The city issued regulations three days later, requiring protective barriers at least 18 inches wide and reflective traffic markers. But then a city inspector said the eatery’s setup was not in compliance because its barriers had gaps, a no-no that was not in the regulations.

Sahim fixed it, but was told the next day that he still wasn't in compliance, without explanation.
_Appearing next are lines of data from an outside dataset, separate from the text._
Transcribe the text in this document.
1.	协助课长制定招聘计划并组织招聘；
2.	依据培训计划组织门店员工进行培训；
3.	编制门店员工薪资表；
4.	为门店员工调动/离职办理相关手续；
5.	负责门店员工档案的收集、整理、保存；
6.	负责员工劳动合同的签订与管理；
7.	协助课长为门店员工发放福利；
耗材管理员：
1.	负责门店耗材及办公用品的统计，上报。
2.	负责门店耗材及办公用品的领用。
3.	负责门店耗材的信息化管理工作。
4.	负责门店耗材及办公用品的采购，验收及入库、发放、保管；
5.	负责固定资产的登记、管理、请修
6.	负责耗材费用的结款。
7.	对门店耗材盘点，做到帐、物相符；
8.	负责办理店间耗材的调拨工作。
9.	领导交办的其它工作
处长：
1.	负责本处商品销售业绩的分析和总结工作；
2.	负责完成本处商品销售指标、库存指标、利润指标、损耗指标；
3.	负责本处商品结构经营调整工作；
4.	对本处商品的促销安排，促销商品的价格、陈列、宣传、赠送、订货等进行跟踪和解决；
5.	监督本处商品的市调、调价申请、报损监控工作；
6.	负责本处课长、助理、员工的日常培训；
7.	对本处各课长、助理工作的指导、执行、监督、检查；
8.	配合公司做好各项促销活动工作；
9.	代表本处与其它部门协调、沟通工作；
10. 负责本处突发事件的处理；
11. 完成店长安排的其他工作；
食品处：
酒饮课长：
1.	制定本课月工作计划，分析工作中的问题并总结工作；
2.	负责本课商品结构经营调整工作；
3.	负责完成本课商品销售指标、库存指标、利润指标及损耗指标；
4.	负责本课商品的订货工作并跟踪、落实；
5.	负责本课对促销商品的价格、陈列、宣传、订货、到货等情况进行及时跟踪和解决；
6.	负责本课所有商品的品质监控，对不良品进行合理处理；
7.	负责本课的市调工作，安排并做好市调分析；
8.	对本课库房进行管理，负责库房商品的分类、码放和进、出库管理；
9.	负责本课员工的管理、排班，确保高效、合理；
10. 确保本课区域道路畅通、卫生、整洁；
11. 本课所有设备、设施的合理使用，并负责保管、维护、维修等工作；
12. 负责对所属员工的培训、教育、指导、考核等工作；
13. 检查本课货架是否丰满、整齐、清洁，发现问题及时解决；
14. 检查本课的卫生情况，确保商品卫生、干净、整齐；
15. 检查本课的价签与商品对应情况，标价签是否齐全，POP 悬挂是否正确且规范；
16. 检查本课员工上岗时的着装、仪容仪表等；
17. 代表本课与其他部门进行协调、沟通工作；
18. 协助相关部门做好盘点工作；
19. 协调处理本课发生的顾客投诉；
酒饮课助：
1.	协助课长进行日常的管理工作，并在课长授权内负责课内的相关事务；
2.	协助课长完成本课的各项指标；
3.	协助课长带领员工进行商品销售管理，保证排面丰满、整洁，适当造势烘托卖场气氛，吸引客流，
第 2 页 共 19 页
So he says he gave up.

Now, the wooden structure he built for outdoor seating is filled with flowers and plants.

"I believe the city hasn't got it together yet, and I really don't, personally, don't want to deal with it," Sahim said.  
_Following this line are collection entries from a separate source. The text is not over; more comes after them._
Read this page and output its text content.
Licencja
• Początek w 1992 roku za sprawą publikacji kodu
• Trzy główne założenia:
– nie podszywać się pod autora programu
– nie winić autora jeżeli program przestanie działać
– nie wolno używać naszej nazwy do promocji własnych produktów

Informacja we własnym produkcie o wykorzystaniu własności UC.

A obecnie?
Joe LaRocca has faced similar frustrations at his Bay Ridge, Brooklyn restaurant. 

"They constantly evolve the rules, and it's at an expense to the business owner," he said.  

Inspectors flagged the lights on his trees as an issue, even though there are no power cords running across the sidewalk. 

He says an inspector also told him tents he has are not allowed, and that the city will only accept umbrellas attached to a table with a weighted base like these. 

LaRocca owns two restaurants here in Brooklyn and one on Staten Island. He says he's spent several thousand dollars on the tents, and hopes the DOT changes its regulations again before he has to replace them. 

About 7,600 restaurants have received licenses for outdoor dining. 

The Mayor's Office tells  NY1 that the safety of diners is its highest priority, but it couldn't say how many violations have been issued so far. 

A spokesperson told us owners with questions about the guidelines should call the Small Business Services hotline for clarity. That number is 888-727-4692.